Surat dari New York


sekjen

Aku ingin mengajakmu serta, menyusuri Eliot Avenue yang dipagari pepohonan meranggas yang menggigil karena dingin. Lalu kita hangatkan beku dengan bersenda gurau sambil memandangi bajing yang bertengger di ranting dan dahan tak berdaun karena tirani musim dingin yang kejam. Aku ingin mengajakmu serta.

Aku ingin membimbing tanganmu menyeberangi Woodhaven Boulevard di Queens lalu berhenti sejenak di dekat pedagang kaki lima. Kita menikmati senyum khas kisanak dari Timur Tengah yang setiap pagi menawarkan segelas cokelat panas dan sepotong penganan. Aku akan menikmati asap yang mengepul dari hembusan nafasmu karena dingin memenjara kehangatan. Lalu kita beringsut ke bawah tanah, menyusuri lorong menuju kereta yang akan membawa kita ke Manhattan. Aku akan mendekap segelas cokelat panas, mencoba menyalurkannya ke raga yang terhantam dingin.

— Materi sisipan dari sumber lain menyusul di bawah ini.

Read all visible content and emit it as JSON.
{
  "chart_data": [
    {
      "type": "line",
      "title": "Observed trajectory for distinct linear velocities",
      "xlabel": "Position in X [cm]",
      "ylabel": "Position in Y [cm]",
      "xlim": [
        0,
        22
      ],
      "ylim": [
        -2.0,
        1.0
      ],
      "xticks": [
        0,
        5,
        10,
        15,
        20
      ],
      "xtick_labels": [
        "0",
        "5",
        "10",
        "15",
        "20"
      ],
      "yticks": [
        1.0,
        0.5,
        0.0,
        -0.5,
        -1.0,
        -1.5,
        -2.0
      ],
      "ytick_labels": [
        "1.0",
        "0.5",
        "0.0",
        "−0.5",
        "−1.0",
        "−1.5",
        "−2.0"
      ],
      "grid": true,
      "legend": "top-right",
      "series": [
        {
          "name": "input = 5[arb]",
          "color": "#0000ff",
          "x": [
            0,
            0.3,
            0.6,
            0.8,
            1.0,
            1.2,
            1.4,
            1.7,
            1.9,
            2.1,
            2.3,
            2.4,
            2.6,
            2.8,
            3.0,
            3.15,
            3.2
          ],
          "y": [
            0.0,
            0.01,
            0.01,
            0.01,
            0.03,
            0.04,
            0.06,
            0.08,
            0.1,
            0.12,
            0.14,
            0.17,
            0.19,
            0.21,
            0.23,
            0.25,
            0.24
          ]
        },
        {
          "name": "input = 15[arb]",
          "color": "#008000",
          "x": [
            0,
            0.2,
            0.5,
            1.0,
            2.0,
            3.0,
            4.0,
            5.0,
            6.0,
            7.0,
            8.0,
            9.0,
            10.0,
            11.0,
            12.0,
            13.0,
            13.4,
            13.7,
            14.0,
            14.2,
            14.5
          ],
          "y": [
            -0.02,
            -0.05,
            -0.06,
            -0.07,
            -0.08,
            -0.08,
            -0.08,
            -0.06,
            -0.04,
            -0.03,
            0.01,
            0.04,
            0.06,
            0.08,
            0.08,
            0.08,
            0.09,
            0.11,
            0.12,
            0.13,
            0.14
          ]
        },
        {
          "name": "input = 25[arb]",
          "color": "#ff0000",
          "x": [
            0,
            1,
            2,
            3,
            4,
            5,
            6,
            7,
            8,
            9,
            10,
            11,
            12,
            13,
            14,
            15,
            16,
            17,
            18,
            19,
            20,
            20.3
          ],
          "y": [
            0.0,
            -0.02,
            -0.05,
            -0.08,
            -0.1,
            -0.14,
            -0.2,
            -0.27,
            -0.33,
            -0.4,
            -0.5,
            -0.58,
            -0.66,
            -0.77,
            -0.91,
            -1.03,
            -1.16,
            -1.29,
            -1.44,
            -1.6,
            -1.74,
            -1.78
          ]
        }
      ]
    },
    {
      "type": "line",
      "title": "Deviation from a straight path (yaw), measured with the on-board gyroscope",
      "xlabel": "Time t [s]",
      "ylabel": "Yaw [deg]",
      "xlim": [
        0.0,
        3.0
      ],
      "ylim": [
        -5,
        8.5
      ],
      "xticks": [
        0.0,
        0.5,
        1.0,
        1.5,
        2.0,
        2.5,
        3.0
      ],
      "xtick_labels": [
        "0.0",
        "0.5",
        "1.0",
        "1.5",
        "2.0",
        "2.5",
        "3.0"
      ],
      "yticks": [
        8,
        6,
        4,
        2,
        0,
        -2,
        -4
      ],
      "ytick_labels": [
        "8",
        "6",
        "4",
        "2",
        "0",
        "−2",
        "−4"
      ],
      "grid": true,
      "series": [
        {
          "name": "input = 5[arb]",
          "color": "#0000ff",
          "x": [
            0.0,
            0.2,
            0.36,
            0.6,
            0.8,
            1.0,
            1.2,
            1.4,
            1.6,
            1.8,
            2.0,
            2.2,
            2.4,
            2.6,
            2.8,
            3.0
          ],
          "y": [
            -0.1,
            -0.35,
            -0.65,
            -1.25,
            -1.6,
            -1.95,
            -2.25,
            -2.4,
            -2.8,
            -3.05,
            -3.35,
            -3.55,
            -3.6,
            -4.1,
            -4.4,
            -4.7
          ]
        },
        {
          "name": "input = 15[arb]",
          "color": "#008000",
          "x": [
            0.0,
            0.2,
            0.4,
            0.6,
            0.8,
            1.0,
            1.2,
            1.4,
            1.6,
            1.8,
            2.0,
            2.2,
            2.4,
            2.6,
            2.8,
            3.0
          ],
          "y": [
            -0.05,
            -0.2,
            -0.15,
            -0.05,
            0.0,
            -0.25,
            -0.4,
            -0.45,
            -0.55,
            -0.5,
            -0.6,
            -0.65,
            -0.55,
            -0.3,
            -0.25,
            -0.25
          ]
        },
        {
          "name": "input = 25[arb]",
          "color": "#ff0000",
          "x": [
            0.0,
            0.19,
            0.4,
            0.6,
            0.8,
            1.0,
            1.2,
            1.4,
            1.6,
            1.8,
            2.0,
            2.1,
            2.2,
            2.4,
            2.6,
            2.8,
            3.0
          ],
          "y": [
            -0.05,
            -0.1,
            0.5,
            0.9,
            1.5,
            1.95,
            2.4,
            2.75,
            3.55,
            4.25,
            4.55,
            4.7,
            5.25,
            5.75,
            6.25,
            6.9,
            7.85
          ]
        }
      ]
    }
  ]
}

Di kereta itulah akan aku ceritakan kepadamu garis-garis yang meliuk-liuk penanda arah perjalanannya yang pelik dan rumit. Akan aku ceritakan makna lingkaran, tanda dan warna yang membuatnya berhenti atau berbelok di dalam terowongan di perut bumi. Bahwa kereta inilah yang membawa jutaan jiwa bergerak mengejar asa dari Queens yang tenang atau Brooklyn yang teduh menuju Manhattan yang hingar bingar dan menggoda. Tapi aku tidak akan mengajakmu berkelana di sorot lampu Times Square yang memabukkan. Aku akan menggamit tanganmu lalu mampir di sebuah gedung nan wibawa, tempat utusan dari bangsa-bangsa merundingkan takdir peradaban umat manusia. Kita dengarkan ujar-ujar seorang lelaki berwibawa dari Semenanjung Korea dan kebijaksanaan seorang perunding dari Negeri Singa tentang kisah mereka meretas adat samudera tiga dasawarsa silam. Lalu kita simak lantunan puja dan puji dari Negeri Hitam atau Bangsa Kuning dan Merah tentang segala keberhasilan dan ketidakberhasilan. Kita akan simak kesan mereka tentang geliat dunia memandu samudera lalu keluh kesah mereka tentang keberhasilan-keberhasilan yang masih tertunda.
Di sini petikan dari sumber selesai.